…because you matter!

I’ve had experiences where I was made to feel inferior and insignificant. I am sure we all have. No matter what we consciously tell ourselves in the moment, these experiences damage our Ego and have effects that endure for a much longer time than we would like to believe. These experiences have a compounding effect on our victim mentality, they strip away our power and leave us reeling in a tornado of negative self-talk.

Well, the thing is, we allow this to happen to us without thought or question because we have been raised to. From early on in life we are taught that we must submit to the authority of others; a teacher, a boss, a spouse or partner. While this is true in most cases, we have been let down by our parents and the education system for not being taught to understand where the line is draw, or should be drawn.
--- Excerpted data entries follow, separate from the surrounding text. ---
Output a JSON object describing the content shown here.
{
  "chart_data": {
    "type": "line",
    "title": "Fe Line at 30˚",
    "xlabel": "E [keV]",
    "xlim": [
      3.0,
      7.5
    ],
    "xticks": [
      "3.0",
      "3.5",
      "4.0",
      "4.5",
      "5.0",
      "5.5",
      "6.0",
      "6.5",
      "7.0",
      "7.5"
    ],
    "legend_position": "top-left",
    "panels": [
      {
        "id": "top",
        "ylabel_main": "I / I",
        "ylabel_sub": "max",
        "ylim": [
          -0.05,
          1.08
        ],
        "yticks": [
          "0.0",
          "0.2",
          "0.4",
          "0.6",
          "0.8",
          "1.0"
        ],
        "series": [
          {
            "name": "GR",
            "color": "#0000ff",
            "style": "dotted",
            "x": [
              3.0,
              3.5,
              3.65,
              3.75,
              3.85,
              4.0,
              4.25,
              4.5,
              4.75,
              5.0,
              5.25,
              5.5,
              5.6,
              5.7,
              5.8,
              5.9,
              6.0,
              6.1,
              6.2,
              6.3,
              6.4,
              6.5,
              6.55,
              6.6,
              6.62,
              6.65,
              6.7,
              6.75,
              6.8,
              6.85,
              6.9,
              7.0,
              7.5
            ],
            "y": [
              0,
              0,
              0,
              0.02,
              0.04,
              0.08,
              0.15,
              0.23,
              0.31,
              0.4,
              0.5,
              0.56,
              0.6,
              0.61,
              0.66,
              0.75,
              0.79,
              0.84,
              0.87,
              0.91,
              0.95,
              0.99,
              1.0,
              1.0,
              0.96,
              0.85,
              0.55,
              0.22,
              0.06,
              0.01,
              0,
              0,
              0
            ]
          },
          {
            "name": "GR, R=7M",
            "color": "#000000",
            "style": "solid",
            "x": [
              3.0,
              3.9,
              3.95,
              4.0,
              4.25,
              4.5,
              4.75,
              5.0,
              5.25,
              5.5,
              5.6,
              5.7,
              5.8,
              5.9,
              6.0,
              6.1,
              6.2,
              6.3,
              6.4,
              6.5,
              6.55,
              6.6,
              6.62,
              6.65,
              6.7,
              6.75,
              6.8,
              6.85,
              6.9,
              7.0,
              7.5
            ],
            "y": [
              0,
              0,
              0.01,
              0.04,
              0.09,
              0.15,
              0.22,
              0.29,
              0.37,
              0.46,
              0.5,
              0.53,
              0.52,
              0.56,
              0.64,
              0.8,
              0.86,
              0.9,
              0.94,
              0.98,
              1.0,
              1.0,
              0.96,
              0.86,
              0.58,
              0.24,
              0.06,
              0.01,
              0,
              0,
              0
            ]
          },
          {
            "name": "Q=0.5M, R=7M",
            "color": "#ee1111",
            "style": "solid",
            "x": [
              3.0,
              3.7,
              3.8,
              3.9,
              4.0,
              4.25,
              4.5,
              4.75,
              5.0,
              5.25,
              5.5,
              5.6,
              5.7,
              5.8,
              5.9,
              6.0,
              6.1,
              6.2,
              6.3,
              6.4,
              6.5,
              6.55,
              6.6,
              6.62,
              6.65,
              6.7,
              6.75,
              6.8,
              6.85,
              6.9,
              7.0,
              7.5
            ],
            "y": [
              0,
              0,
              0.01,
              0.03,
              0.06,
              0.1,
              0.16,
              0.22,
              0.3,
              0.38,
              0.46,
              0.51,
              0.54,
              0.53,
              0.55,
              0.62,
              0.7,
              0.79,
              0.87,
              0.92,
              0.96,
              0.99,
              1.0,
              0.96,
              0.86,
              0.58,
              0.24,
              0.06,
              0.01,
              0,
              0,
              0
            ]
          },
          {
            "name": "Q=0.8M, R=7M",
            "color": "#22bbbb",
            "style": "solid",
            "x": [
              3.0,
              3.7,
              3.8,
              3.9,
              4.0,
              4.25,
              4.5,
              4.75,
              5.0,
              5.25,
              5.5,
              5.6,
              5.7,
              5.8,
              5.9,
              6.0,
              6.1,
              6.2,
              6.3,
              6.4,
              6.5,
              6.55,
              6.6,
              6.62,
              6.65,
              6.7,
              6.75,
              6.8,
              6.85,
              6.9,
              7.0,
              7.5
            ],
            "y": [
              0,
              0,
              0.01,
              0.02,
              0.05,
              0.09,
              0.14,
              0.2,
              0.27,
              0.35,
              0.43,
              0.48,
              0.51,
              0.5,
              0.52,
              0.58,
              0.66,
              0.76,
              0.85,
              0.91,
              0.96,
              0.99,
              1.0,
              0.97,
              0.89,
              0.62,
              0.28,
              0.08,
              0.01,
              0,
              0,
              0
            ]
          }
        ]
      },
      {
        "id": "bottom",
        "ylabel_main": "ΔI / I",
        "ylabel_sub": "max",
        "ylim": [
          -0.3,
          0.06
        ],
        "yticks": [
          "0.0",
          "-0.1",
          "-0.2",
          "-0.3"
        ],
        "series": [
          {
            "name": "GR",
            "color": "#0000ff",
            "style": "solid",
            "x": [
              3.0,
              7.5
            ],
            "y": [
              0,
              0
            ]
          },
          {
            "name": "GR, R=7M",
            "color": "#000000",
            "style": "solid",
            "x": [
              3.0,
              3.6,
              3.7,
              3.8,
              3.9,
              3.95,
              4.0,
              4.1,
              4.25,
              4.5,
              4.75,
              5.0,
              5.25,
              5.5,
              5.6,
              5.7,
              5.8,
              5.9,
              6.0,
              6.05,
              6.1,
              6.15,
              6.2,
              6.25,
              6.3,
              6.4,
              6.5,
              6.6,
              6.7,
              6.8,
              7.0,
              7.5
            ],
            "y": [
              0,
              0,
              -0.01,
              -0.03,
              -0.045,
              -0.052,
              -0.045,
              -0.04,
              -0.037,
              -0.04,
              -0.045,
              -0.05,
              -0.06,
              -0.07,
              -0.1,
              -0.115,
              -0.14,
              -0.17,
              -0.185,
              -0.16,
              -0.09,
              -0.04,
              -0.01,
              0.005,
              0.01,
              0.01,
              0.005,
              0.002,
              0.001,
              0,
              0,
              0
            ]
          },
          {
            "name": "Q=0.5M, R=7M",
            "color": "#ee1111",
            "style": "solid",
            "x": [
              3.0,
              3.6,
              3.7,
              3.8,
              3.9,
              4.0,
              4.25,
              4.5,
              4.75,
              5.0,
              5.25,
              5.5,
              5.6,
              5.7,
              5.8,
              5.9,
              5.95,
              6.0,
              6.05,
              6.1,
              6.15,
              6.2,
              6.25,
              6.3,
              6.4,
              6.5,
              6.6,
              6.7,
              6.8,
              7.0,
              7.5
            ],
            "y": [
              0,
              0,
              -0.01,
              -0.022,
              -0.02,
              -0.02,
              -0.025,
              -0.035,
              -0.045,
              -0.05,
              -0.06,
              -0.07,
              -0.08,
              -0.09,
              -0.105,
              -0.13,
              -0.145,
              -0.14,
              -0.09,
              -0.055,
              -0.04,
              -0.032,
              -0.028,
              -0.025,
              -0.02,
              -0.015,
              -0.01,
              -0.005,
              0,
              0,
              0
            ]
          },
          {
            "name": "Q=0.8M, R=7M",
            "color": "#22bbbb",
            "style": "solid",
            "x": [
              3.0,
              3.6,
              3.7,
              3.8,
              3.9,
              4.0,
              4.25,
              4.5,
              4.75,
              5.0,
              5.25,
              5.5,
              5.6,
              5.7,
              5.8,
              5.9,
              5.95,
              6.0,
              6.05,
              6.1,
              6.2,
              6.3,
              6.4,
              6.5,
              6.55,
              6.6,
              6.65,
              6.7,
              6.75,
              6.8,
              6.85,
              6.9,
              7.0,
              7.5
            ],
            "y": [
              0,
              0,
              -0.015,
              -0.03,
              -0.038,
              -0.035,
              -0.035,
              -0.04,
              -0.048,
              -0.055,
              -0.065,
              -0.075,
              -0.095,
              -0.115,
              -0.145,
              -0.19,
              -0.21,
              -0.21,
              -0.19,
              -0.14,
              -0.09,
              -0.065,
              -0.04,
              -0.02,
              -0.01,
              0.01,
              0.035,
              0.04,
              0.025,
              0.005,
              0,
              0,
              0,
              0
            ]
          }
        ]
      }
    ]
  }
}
We should absolutely follow the instructions given to us by our teachers, without a doubt pick up our dirty laundry from the floor, and carry out the tasks assigned to us by our boss. But the line of submission must be drawn when the power of authority attacks our character instead of the problem; A teacher mocking you for not catching on fast enough, your partner calling you useless for not performing a household chore, or a boss belittling you at every chance simply because he or she has the opportunity to.

The Stanford Experiment

The power that comes from authority corrupts, not always but more often than not. When given the power to dominate over others we enforce our will and we make sure to remind the people around us of the power we wield. There is a famous experiment where a professor of psychology, Phillip Zimbardo, set out to prove this. In the Stanford Prison Experiment, a group of people were split into two groups and assigned a role in the experiment. Group A would play as prisoners and Group B would play as the guards. Quickly enough, the role of power corrupted the participants in Group B and they became increasingly violent and domineering over the prisoners, Group A. The findings seemed solid; When given the power and opportunity, anyone will become “evil”.

Now it should be noted that academically speaking this experiment is considered as a failure due to the fact that the participants were explicitly told the role they are to play and what types of behaviors are expected of them; Group A, the prisoners, obviously the powerless and submissive, and Group B, the guards, powerful and domineering. This created an implicit expectation completely derailing the objectiveness of the behavior Phillip Zimbardo was attempting to study/prove. He however, to this day, argues against this.

I do believe, in some way, he proved what he set out to. When people are granted power, and are supplied with an expected behavior and result, they will take advantage of their power and do whatever it takes to align themselves accordingly. The mission dehumanizes whoever is on the other end, and the well-being of the powerless is no longer a consideration. It is a bit of an extreme comparison, but the theory holds true no matter what the situation is.

What does this mean for you?

In your life you will always be somewhere on this scale of power, it will tip this way and that way throughout the day. It is your duty to know when you are at which end, and how to own it with responsibility and sensibility. When you are placed in a position of power, don’t give in to the allure; Be responsible and remember to see the human being on the other end. When you are in the other, remember that it does not mean you are powerless; You are the master of your own self, and you decide in the end what you will make of the experience.

No more playing the victim

Don’t give away control of yourself. Here are a few things to keep in mind to help you let go of your victim mentality.

  • Be accountable for yourself
  • Acquaint yourself well with the things that make you feel powerless, and remove as many of these from your situation as possible
  • Stop negative self-talk
  • Focus outward with an altruistic mindset
  • Look at things from the other’s perspective
  • Be forgiving

In all honesty this is something that I have struggled with my entire life, and I have not quite overcome it myself. In the past I have always placed myself squarely in the powerless box, wondering why all these bad things happen to me; the classic “Why me?” Little by little though, I’m managing to see things in a different light. And hopefully, by the time I come to the end of this journey, I will be able to say “These things are happening for me” instead of saying “These things are happening to me”.

Many years ago I had a boss, and he told me “The world owes you nothing.” I absolutely despised the man, but years later now I can see; He is 100% right. I did not realize it back then, but right there in that moment he showed me the pathway out of the victim mentality. Obviously, when he said it, I received it while I was still playing the victim and that’s why I was so infuriated by the words. Before I could take these words as wisdom and grow from them, I first had to climb to a vantage point where I could see it as such. Now, I will never be able to say for sure what his intentions behind those words were, whether they were meant to break me or build me, but I’ve decided that it does not matter. Because I matter, and nobody can break me. I hope you can see that for yourself as well. You matter, and nobody can break you.